The verses move through the standard Pure Land themes: the bādé chí 八德池 (eight-virtues pond), the jiǔ pǐn 九品 nine-grade rebirth ranks, the jīngshā bù dì 金沙布地 (gold-sand spread on the ground), the bǎofá 寶筏 (jewel-raft) of the Buddha-name carrying the practitioner across the kǔhǎi sea-of-suffering, the cízūn 慈尊 (compassionate-honoured-one Amitābha)‘s welcoming-reception, and the practitioner’s awakening to zhìniàn in the deathbed moment.
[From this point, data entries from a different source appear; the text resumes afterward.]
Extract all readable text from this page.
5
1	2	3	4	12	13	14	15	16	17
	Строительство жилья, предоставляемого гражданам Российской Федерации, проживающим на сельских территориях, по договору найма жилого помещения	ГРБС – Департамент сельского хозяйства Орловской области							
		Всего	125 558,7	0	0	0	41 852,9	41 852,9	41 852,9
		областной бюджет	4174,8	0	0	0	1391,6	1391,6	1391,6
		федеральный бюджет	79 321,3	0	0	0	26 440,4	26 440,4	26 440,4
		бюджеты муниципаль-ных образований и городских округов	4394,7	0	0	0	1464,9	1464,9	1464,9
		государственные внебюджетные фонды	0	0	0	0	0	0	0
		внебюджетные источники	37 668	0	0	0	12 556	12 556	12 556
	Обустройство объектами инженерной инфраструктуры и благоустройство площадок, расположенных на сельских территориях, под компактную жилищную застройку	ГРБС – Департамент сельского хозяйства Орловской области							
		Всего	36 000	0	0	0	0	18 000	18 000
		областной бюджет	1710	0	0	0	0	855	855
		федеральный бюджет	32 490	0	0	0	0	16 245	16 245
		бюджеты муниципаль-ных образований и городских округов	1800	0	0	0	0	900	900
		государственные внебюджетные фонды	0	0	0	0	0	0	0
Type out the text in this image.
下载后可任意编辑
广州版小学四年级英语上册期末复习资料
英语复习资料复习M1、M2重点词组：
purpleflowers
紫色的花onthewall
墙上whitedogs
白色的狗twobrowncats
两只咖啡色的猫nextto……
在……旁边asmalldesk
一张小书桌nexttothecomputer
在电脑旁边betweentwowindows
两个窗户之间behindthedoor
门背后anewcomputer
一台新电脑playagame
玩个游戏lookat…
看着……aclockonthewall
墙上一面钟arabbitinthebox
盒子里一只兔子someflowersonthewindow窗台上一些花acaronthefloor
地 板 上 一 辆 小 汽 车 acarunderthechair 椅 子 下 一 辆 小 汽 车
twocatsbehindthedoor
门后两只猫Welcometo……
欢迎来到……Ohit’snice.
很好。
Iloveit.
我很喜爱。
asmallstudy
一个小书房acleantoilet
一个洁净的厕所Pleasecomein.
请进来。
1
The zhuàn 撰 (compositional) attribution is to Pǔnéng Sōng chánshī 普能嵩禪師 (Chán Master Pǔnéng Sōng); the 錄 (recording) attribution is to Dérùn. Neither figure is well-attested elsewhere; presumably both belong to the late-imperial Chán-Pure Land integration tradition. The zhūjūn néng fù liánchí huì, bù shǐ zhǔrén zhōng rì máng 諸君能赴蓮池會不使主人終日忙 (“if you, gentlemen, can attend the Lotus-Pond assembly, you will not let the host be busy all day”) of the early verses suggests the Liánshè 蓮社 / fǎhuì 法會 setting in which the verses originated — recited in a Pure Land devotional assembly under the master’s direction.

Preserved in the Xùzàngjīng 卍續藏 as X1215. The dating bracket adopted (1700–1900) is broad as no firm internal dating is preserved.

Translations and research

No substantial secondary literature located.